O constitucionalista Jorge Pereira da Silva lembra, contudo, que pode nem sequer haver lugar a processo disciplinar individual. “Pode não passar do processo de averiguações, que não tem de ser individual. Nesse processo de averiguações pode apurar-se a quem de facto se deve aplicar um processo disciplinar. Se ficar provado, logo no processo de averiguações, que os polícias estavam efetivamente doentes, já não há lugar a processo disciplinar”, explica.

"Insubordinação"?

O ministro da Administração Interna falou de uma eventual “insubordinação” dos agentes em causa, mas os especialistas ouvidos pela CNN Portugal consideram que o termo foi mal aplicado. “O Estatuto da PSP classifica como muito grave os comportamentos de agentes que se traduzam em atos de desobediência, insubordinação ou insubordinação coletiva, contudo, parece-me que não é linear que os referidos comportamentos integrem os referidos conceitos. O termo insubordinação dificilmente será aplicado à PSP”, argumenta Maurício Neves.

“As forças de segurança e forças policias têm um regime disciplinar próprio”, lembra Jorge Pereira da Silva.

O regime disciplinar da PSP está firmado na legislação pela Lei n.º 37 de 10 de maio de 2019, que veio aprovar o novo Estatuto Disciplinar da Polícia de Segurança Pública e revogar a Lei n.º 7/90, de 20 de fevereiro.

As eleições em perigo

Armando Ferreira, presidente do Sindicato Nacional dos Polícias, admitiu que as eleições de 10 de março podem estar em risco, em entrevista à CNN Portugal, no sábado. Segundo o dirigente sindical, "poderá haver falta de polícias", recordando que "os boletins de voto são transportados pelas forças de segurança e as urnas de voto também".

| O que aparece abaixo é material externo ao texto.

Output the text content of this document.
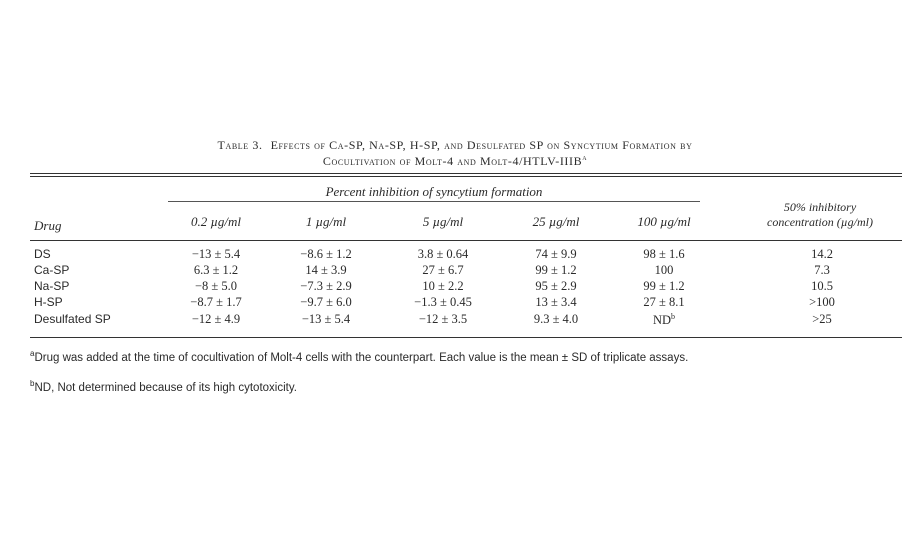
Table 3. Effects of Ca-SP, Na-SP, H-SP, and Desulfated SP on Syncytium Formation by
Cocultivation of Molt-4 and Molt-4/HTLV-IIIB$^a$
Percent inhibition of syncytium formation
Drug	0.2 µg/ml	1 µg/ml	5 µg/ml	25 µg/ml	100 µg/ml
50% inhibitory
concentration (µg/ml)
DS	−13 ± 5.4	−8.6 ± 1.2	3.8 ± 0.64	74 ± 9.9	98 ± 1.6	14.2
Ca-SP	6.3 ± 1.2	14 ± 3.9	27 ± 6.7	99 ± 1.2	100	7.3
Na-SP	−8 ± 5.0	−7.3 ± 2.9	10 ± 2.2	95 ± 2.9	99 ± 1.2	10.5
H-SP	−8.7 ± 1.7	−9.7 ± 6.0	−1.3 ± 0.45	13 ± 3.4	27 ± 8.1	>100
Desulfated SP	−12 ± 4.9	−13 ± 5.4	−12 ± 3.5	9.3 ± 4.0	$ND^b$	>25
$^a$Drug was added at the time of cocultivation of Molt-4 cells with the counterpart. Each value is the mean ± SD of triplicate assays.
$^b$ND, Not determined because of its high cytotoxicity.
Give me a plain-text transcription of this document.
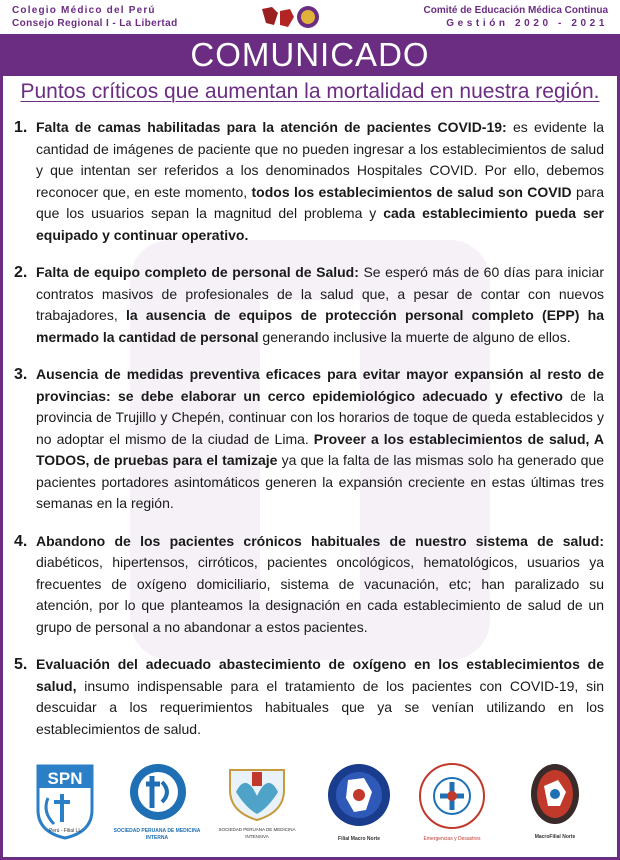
Colegio Médico del Perú
Consejo Regional I - La Libertad
Comité de Educación Médica Continua
Gestión 2020 - 2021
COMUNICADO
Puntos críticos que aumentan la mortalidad en nuestra región.
1. Falta de camas habilitadas para la atención de pacientes COVID-19: es evidente la cantidad de imágenes de paciente que no pueden ingresar a los establecimientos de salud y que intentan ser referidos a los denominados Hospitales COVID. Por ello, debemos reconocer que, en este momento, todos los establecimientos de salud son COVID para que los usuarios sepan la magnitud del problema y cada establecimiento pueda ser equipado y continuar operativo.
2. Falta de equipo completo de personal de Salud: Se esperó más de 60 días para iniciar contratos masivos de profesionales de la salud que, a pesar de contar con nuevos trabajadores, la ausencia de equipos de protección personal completo (EPP) ha mermado la cantidad de personal generando inclusive la muerte de alguno de ellos.
3. Ausencia de medidas preventiva eficaces para evitar mayor expansión al resto de provincias: se debe elaborar un cerco epidemiológico adecuado y efectivo de la provincia de Trujillo y Chepén, continuar con los horarios de toque de queda establecidos y no adoptar el mismo de la ciudad de Lima. Proveer a los establecimientos de salud, A TODOS, de pruebas para el tamizaje ya que la falta de las mismas solo ha generado que pacientes portadores asintomáticos generen la expansión creciente en estas últimas tres semanas en la región.
4. Abandono de los pacientes crónicos habituales de nuestro sistema de salud: diabéticos, hipertensos, cirróticos, pacientes oncológicos, hematológicos, usuarios ya frecuentes de oxígeno domiciliario, sistema de vacunación, etc; han paralizado su atención, por lo que planteamos la designación en cada establecimiento de salud de un grupo de personal a no abandonar a estos pacientes.
5. Evaluación del adecuado abastecimiento de oxígeno en los establecimientos de salud, insumo indispensable para el tratamiento de los pacientes con COVID-19, sin descuidar a los requerimientos habituales que ya se venían utilizando en los establecimientos de salud.
SPN
Perú - Filial LL	SOCIEDAD PERUANA DE MEDICINA INTERNA
SOCIEDAD PERUANA DE MEDICINA INTENSIVA	Filial Macro Norte	Emergencias y Desastres	MacroFilial Norte
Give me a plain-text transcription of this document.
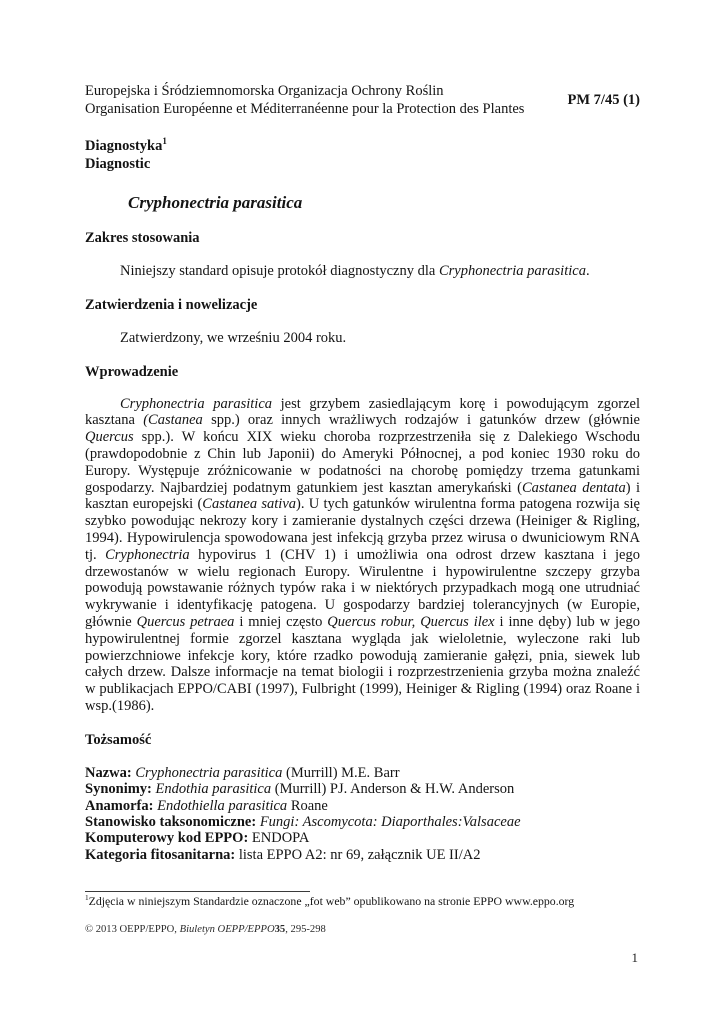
Europejska i Śródziemnomorska Organizacja Ochrony Roślin
Organisation Européenne et Méditerranéenne pour la Protection des Plantes
PM 7/45 (1)
Diagnostyka$^1$
Diagnostic
Cryphonectria parasitica
Zakres stosowania

Niniejszy standard opisuje protokół diagnostyczny dla Cryphonectria parasitica.

Zatwierdzenia i nowelizacje

Zatwierdzony, we wrześniu 2004 roku.

Wprowadzenie

Cryphonectria parasitica jest grzybem zasiedlającym korę i powodującym zgorzel kasztana (Castanea spp.) oraz innych wrażliwych rodzajów i gatunków drzew (głównie Quercus spp.). W końcu XIX wieku choroba rozprzestrzeniła się z Dalekiego Wschodu (prawdopodobnie z Chin lub Japonii) do Ameryki Północnej, a pod koniec 1930 roku do Europy. Występuje zróżnicowanie w podatności na chorobę pomiędzy trzema gatunkami gospodarzy. Najbardziej podatnym gatunkiem jest kasztan amerykański (Castanea dentata) i kasztan europejski (Castanea sativa). U tych gatunków wirulentna forma patogena rozwija się szybko powodując nekrozy kory i zamieranie dystalnych części drzewa (Heiniger & Rigling, 1994). Hypowirulencja spowodowana jest infekcją grzyba przez wirusa o dwuniciowym RNA tj. Cryphonectria hypovirus 1 (CHV 1) i umożliwia ona odrost drzew kasztana i jego drzewostanów w wielu regionach Europy. Wirulentne i hypowirulentne szczepy grzyba powodują powstawanie różnych typów raka i w niektórych przypadkach mogą one utrudniać wykrywanie i identyfikację patogena. U gospodarzy bardziej tolerancyjnych (w Europie, głównie Quercus petraea i mniej często Quercus robur, Quercus ilex i inne dęby) lub w jego hypowirulentnej formie zgorzel kasztana wygląda jak wieloletnie, wyleczone raki lub powierzchniowe infekcje kory, które rzadko powodują zamieranie gałęzi, pnia, siewek lub całych drzew. Dalsze informacje na temat biologii i rozprzestrzenienia grzyba można znaleźć w publikacjach EPPO/CABI (1997), Fulbright (1999), Heiniger & Rigling (1994) oraz Roane i wsp.(1986).

Tożsamość
Nazwa: Cryphonectria parasitica (Murrill) M.E. Barr
Synonimy: Endothia parasitica (Murrill) PJ. Anderson & H.W. Anderson
Anamorfa: Endothiella parasitica Roane
Stanowisko taksonomiczne: Fungi: Ascomycota: Diaporthales:Valsaceae
Komputerowy kod EPPO: ENDOPA
Kategoria fitosanitarna: lista EPPO A2: nr 69, załącznik UE II/A2

$^1$Zdjęcia w niniejszym Standardzie oznaczone „fot web” opublikowano na stronie EPPO www.eppo.org

© 2013 OEPP/EPPO, Biuletyn OEPP/EPPO35, 295-298

1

O alerta pode vir a trazer implicações para o próprio sindicato, se se concretizar e as eleições tiverem de ser adiadas. “Se se efetivar, pode dar origem a estarmos num Governo de gestão mais uns meses. O Estado pode alegar prejuízo sério pela não realização de eleições que estavam previstas. Para não haver responsabilização do sindicato, é garantir os serviços mínimos e as eleições realizarem-se”, defende Patrícia Baltazar Resende.

A advogada lembra que o regime especial para agentes de segurança e da polícia existe, porque estes “têm de ser o garante de segurança da sociedade”. Daí não lhes ser permitido, por exemplo, fazerem greve.

O ministro da Administração Interna, José Luís Carneiro, já veio garantir que as eleições de 10 de março se irão realizar com "total tranquilidade": "Todos os deveres serão garantidos ao abrigo da cooperação entre forças e serviços policiais, e até na cooperação que se estabelece em sede de administração interna, todos os meios serão acionados em caso de necessidade", disse o MAI em entrevista à CNN Portugal.

NOTA DA REDAÇÃO: O texto sofreu pequenas alterações a pedido de uma das fontes contactadas.